オ密輸船から投下された覚せい剤8個のうちの4個は,遅くとも翌28日午前5時30分ころまでに,上記投下地点から20km程度東方に位置する美保湾東岸に漂着し,さらに,その余のうち3個が,同日午前11時ころまでに,同海岸に漂着し,これらすべてが,そのころ,通行人に発見されて警察に押収された。
カ一方,回収担当者は,そのことを知らないまま,同日午後,覚せい剤を回収するため,再度,上記境港中野岸壁から小型船舶で出港したが,海上保安庁の船舶がしょう戒するなどしていたことから,覚せい剤の発見,回収を断念して港に戻った。その後,被告人らは,同日中に,本件覚せい剤の一部が上記のとおり海岸に漂着して警察に発見されたことを知って,最終的に犯行を断念した。
キ同年12月27日,前記覚せい剤の包みのうちの最後の1個が,美保湾東岸に漂着しているのが通行人によって発見され,警察に押収された。
(2)以上の事実関係に照らせば,本件においては,回収担当者が覚せい剤をその実力的支配の下に置いていないばかりか,その可能性にも乏しく,覚せい剤が陸揚げされる客観的な危険性が発生したとはいえないから,本件各輸入罪の実行の着手があったものとは解されない。
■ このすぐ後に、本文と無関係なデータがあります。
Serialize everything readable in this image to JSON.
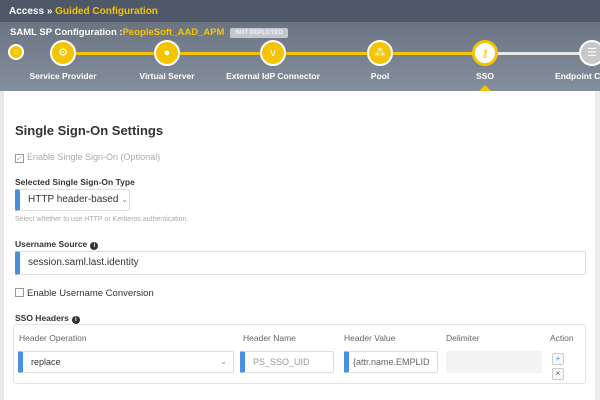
{
  "breadcrumb": {
    "root": "Access",
    "sep": "»",
    "current": "Guided Configuration"
  },
  "config": {
    "label": "SAML SP Configuration :",
    "name": "PeopleSoft_AAD_APM",
    "status": "NOT DEPLOYED"
  },
  "steps": [
    {
      "label": "Service Provider",
      "icon": "gears-icon"
    },
    {
      "label": "Virtual Server",
      "icon": "globe-icon"
    },
    {
      "label": "External IdP Connector",
      "icon": "connector-icon"
    },
    {
      "label": "Pool",
      "icon": "sitemap-icon"
    },
    {
      "label": "SSO",
      "icon": "key-icon"
    },
    {
      "label": "Endpoint C",
      "icon": "list-icon"
    }
  ],
  "page": {
    "title": "Single Sign-On Settings",
    "enable_sso": "Enable Single Sign-On (Optional)",
    "sso_type_label": "Selected Single Sign-On Type",
    "sso_type_value": "HTTP header-based",
    "sso_type_help": "Select whether to use HTTP or Kerberos authentication.",
    "username_source_label": "Username Source",
    "username_source_value": "session.saml.last.identity",
    "enable_username_conversion": "Enable Username Conversion",
    "sso_headers_label": "SSO Headers"
  },
  "table": {
    "headers": [
      "Header Operation",
      "Header Name",
      "Header Value",
      "Delimiter",
      "Action"
    ],
    "row": {
      "operation": "replace",
      "name": "PS_SSO_UID",
      "value": "attr.name.EMPLID}",
      "delimiter": ""
    },
    "add": "+",
    "remove": "×"
  }
}
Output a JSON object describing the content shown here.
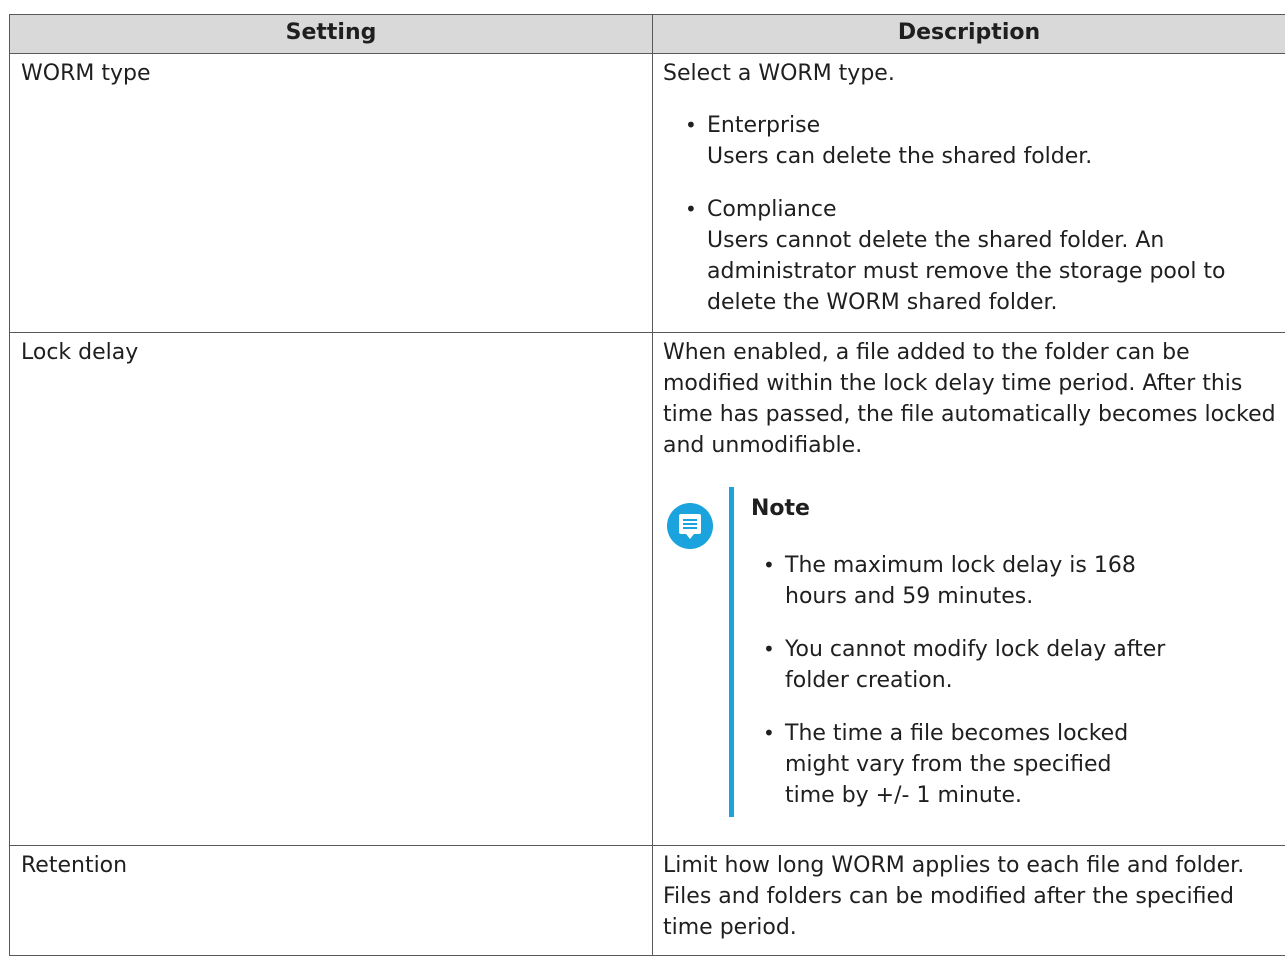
{
  "table": {
    "headers": {
      "setting": "Setting",
      "description": "Description"
    },
    "rows": [
      {
        "setting": "WORM type",
        "description": {
          "intro": "Select a WORM type.",
          "options": [
            {
              "title": "Enterprise",
              "text": "Users can delete the shared folder."
            },
            {
              "title": "Compliance",
              "text": "Users cannot delete the shared folder. An administrator must remove the storage pool to delete the WORM shared folder."
            }
          ]
        }
      },
      {
        "setting": "Lock delay",
        "description": {
          "intro": "When enabled, a file added to the folder can be modified within the lock delay time period. After this time has passed, the file automatically becomes locked and unmodifiable.",
          "note": {
            "title": "Note",
            "icon": "note-icon",
            "accent_color": "#1aa3dc",
            "items": [
              "The maximum lock delay is 168 hours and 59 minutes.",
              "You cannot modify lock delay after folder creation.",
              "The time a file becomes locked might vary from the specified time by +/- 1 minute."
            ]
          }
        }
      },
      {
        "setting": "Retention",
        "description": {
          "intro": "Limit how long WORM applies to each file and folder. Files and folders can be modified after the specified time period."
        }
      }
    ]
  }
}
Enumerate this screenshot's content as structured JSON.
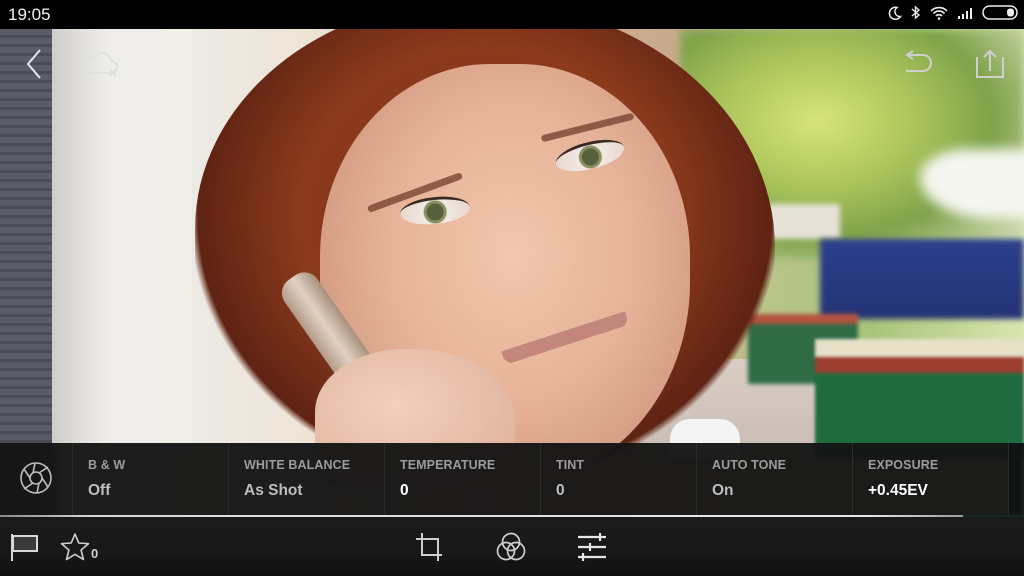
{
  "status_bar": {
    "time": "19:05",
    "icons": [
      "moon-icon",
      "bluetooth-icon",
      "wifi-icon",
      "signal-icon",
      "battery-icon"
    ]
  },
  "top_bar": {
    "left": [
      {
        "name": "back-button",
        "icon": "chevron-left-icon"
      },
      {
        "name": "cloud-sync-button",
        "icon": "cloud-off-icon"
      }
    ],
    "right": [
      {
        "name": "undo-button",
        "icon": "undo-icon"
      },
      {
        "name": "share-button",
        "icon": "share-icon"
      }
    ]
  },
  "settings": {
    "preset_icon": "aperture-icon",
    "items": [
      {
        "label": "B & W",
        "value": "Off"
      },
      {
        "label": "WHITE BALANCE",
        "value": "As Shot"
      },
      {
        "label": "TEMPERATURE",
        "value": "0"
      },
      {
        "label": "TINT",
        "value": "0"
      },
      {
        "label": "AUTO TONE",
        "value": "On"
      },
      {
        "label": "EXPOSURE",
        "value": "+0.45EV"
      }
    ]
  },
  "progress": {
    "fraction": 0.94
  },
  "toolbar": {
    "flag": {
      "icon": "flag-icon"
    },
    "rating": {
      "icon": "star-icon",
      "count": "0"
    },
    "tools": [
      {
        "name": "crop-tool",
        "icon": "crop-icon"
      },
      {
        "name": "presets-tool",
        "icon": "color-circles-icon"
      },
      {
        "name": "adjust-tool",
        "icon": "sliders-icon"
      }
    ]
  },
  "colors": {
    "panel_bg": "#141414",
    "label_text": "#9c9c9c",
    "value_text": "#bdbdbd",
    "active_value_text": "#ffffff",
    "progress_fill": "#e8e8e8",
    "status_bar_bg": "#000000"
  }
}
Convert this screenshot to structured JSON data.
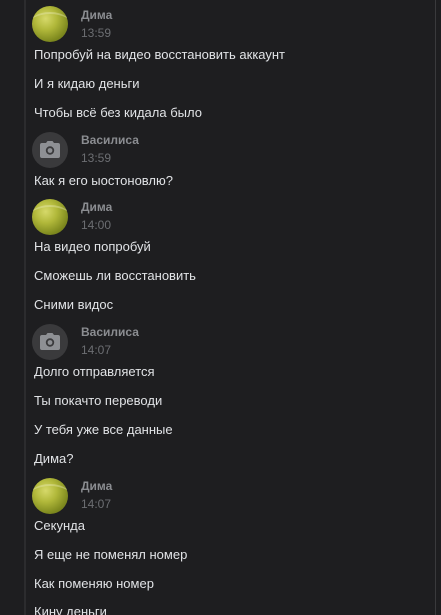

これと同旨の原判断は相当であり,所論は理由がない

名古屋高裁H18.5.30
所論は,原判決は「児童ポルノDVDを航空機に搭載させ,もって,児童ポルノを輸出した」(原判示第1)と判示するところ,児童ポルノ輸出罪は,児童ポルノをB国の領域外に搬出させた時点で既遂に達するのであって,航空機に搭載させた時点では既遂にならないから,原判決の(罪となるべき事実)は犯罪を構成せず,原判決は刑訴法335条1項に反し,訴訟手続の法令違反がある,というのである。
そこで,児童ポルノの外国からの輸出罪の既遂時期について検討する。
性交又は性交類似行為に係る児童ポルノを製造,提供するなどの行為は,児童ポルノに描写された児童の心身に有害な影響を及ぼし続けこのような行為が社会に広がるときには,児童を性欲の対象としてとらえる風潮を助長することになるとともに,身体的及び精神的に未熟である児童一般の心身の成長にも重大な影響を与えるため,児童ポルノ処罰法7条もこれらの行為を処罰しているところ,そのうち同条6項は,外国の児童が児童ポルノの描写の対象とされて性的に搾取されている実情があることなどにかんがみ,これに対する国際的な対処が必要であることから,日本国民が同条4項に掲げる行為の目的で児童ポルノを外国に輸入する行為及び外国から輸出する行為をも処罰の対象にしたものと解される。そして,外国からの輸出罪の場合,同条4項に掲げる行為の目的をもって児童ポルノを他の国に搬出するため,その地域に仕向けられた船舶,航空機等の輸送機関にこれを積載ないし搭載させれば,現代の輸送機関の発達等にもかんがみると,児童ポルノが他の国において流通し,ひいてはこれに描写された児童の性的搾取が重ねられるという危険が現実化したものということができる。これに加えて,輸出という概念の日常的な用法や,輸出罪を処罰する各種法令においても積載ないし搭載の時点で既遂に達していると解されていることなどにも照らすと,児童ポルノの外国からの輸出罪は,輸送機関が輸出国の領域を出るのを待つまでもなく,上記のような輸送機関へ積載ないし搭載した時点で既遂に達すると解するのが相当である。